What happened when Ronald Reagan met Deng Xiaoping: Taiwan, a nuclear deal and Nancy
Archives reveal how it was the US president’s wife who attracted Deng’s attention during a reception at the Great Hall of the People
“Reagan may visit China in spring,” read a headline in the South China Morning Post on September 28, 1983. Chinese premier Zhao Ziyang had announced that he and the American president might exchange visits the following year, but warned that serious differences in opinion remained.
On April 26, 1984, Ronald Reagan and his wife, Nancy, were welcomed to Beijing with a rare 21-gun salute, despite the bitter rhetoric the US president – a fervent anti-communist – had aimed at China before he took office, in 1981.
On April 28, paramount leader Deng Xiaoping arrived at Beijing’s Great Hall of the People to meet Reagan “but it was [...] Nancy who attracted his attention”, the Post reported on April 29. Deng “held her hand tightly as the three posed for pictures and then escorted her into the meeting room for more picture taking. ‘Your current visit is too short,’ Mr Deng told the President’s wife. ‘As a friend (of the Chinese people), I think you should know China more.’”

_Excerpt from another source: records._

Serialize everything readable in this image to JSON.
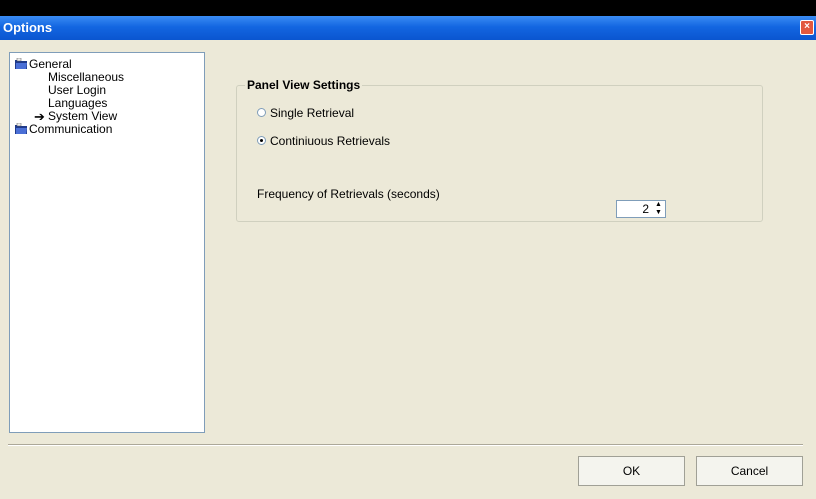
{
  "window": {
    "title": "Options",
    "close_label": "×"
  },
  "tree": [
    {
      "label": "General",
      "icon": "folder-icon"
    },
    {
      "label": "Miscellaneous"
    },
    {
      "label": "User Login"
    },
    {
      "label": "Languages"
    },
    {
      "label": "System View",
      "selected_marker": "arrow-icon",
      "arrow": "➔"
    },
    {
      "label": "Communication",
      "icon": "folder-icon"
    }
  ],
  "panel": {
    "legend": "Panel View Settings",
    "options": [
      {
        "label": "Single Retrieval",
        "checked": false
      },
      {
        "label": "Continiuous Retrievals",
        "checked": true
      }
    ],
    "frequency_label": "Frequency of Retrievals (seconds)",
    "frequency_value": "2"
  },
  "buttons": {
    "ok": "OK",
    "cancel": "Cancel"
  },
  "colors": {
    "titlebar": "#1366e1",
    "window_bg": "#ece9d8",
    "close": "#e2583e"
  }
}
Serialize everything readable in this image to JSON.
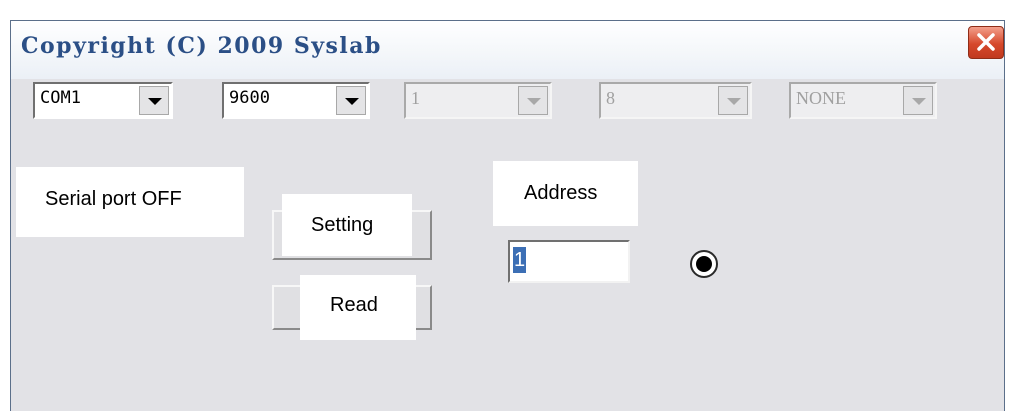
{
  "window": {
    "title": "Copyright (C) 2009 Syslab"
  },
  "port_combo": {
    "value": "COM1"
  },
  "baud_combo": {
    "value": "9600"
  },
  "databits_combo": {
    "value": "1"
  },
  "stopbits_combo": {
    "value": "8"
  },
  "parity_combo": {
    "value": "NONE"
  },
  "status": {
    "text": "Serial port OFF"
  },
  "buttons": {
    "setting": "Setting",
    "read": "Read"
  },
  "address": {
    "label": "Address",
    "value": "1"
  },
  "colors": {
    "title_text": "#2b4f86",
    "close": "#d6482b",
    "window_bg": "#e2e2e6",
    "selection": "#3c6fb5"
  }
}
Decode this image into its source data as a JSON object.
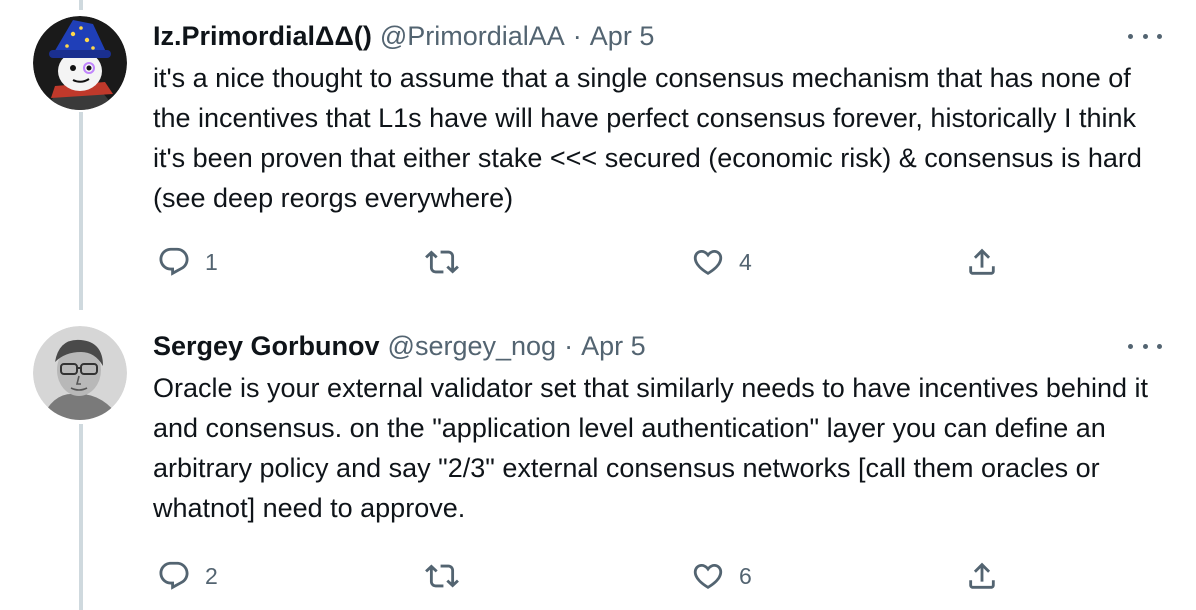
{
  "colors": {
    "text_primary": "#0f1419",
    "text_secondary": "#536471",
    "thread_line": "#cfd9de"
  },
  "tweets": [
    {
      "display_name": "Iz.PrimordialΔΔ()",
      "handle": "@PrimordialAA",
      "separator": "·",
      "date": "Apr 5",
      "text": "it's a nice thought to assume that a single consensus mechanism that has none of the incentives that L1s have will have perfect consensus forever, historically I think it's been proven that either stake <<< secured (economic risk) & consensus is hard (see deep reorgs everywhere)",
      "reply_count": "1",
      "retweet_count": "",
      "like_count": "4",
      "icons": [
        "reply-icon",
        "retweet-icon",
        "like-icon",
        "share-icon",
        "more-icon"
      ]
    },
    {
      "display_name": "Sergey Gorbunov",
      "handle": "@sergey_nog",
      "separator": "·",
      "date": "Apr 5",
      "text": "Oracle is your external validator set that similarly needs to have incentives behind it and consensus. on the \"application level authentication\" layer you can define an arbitrary policy and say \"2/3\" external consensus networks [call them oracles or whatnot] need to approve.",
      "reply_count": "2",
      "retweet_count": "",
      "like_count": "6",
      "icons": [
        "reply-icon",
        "retweet-icon",
        "like-icon",
        "share-icon",
        "more-icon"
      ]
    }
  ]
}
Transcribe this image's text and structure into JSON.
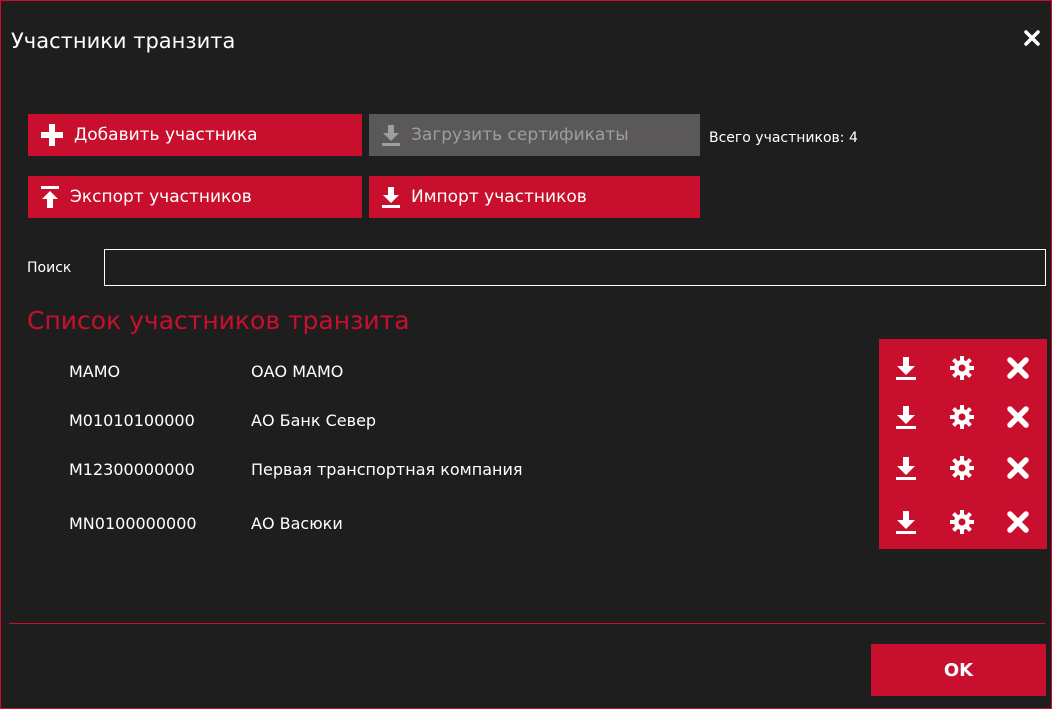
{
  "window": {
    "title": "Участники транзита"
  },
  "toolbar": {
    "add_label": "Добавить участника",
    "load_certs_label": "Загрузить сертификаты",
    "export_label": "Экспорт участников",
    "import_label": "Импорт участников",
    "total_label": "Всего участников: 4"
  },
  "search": {
    "label": "Поиск",
    "value": "",
    "placeholder": ""
  },
  "list": {
    "title": "Список участников транзита",
    "items": [
      {
        "code": "MAMO",
        "name": "ОАО МАМО"
      },
      {
        "code": "M01010100000",
        "name": "АО Банк Север"
      },
      {
        "code": "M12300000000",
        "name": "Первая транспортная компания"
      },
      {
        "code": "MN0100000000",
        "name": "АО Васюки"
      }
    ],
    "row_actions": [
      "download-icon",
      "gear-icon",
      "close-icon"
    ]
  },
  "footer": {
    "ok_label": "OK"
  },
  "colors": {
    "accent": "#c8102e",
    "background": "#1e1e1e",
    "disabled": "#5a5858"
  }
}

During the Reagans’ six-day visit, the two countries finalised an agreement that would enable China to buy American-built nuclear reactors at an estimated cost of US$20 billion. “But neither side budged on the issue of Taiwan and Mr Reagan was rebuffed in his efforts to bring about strategic cooperation with China in opposing what he calls Soviet expansionism in the Pacific”, said a Post report dated May 3.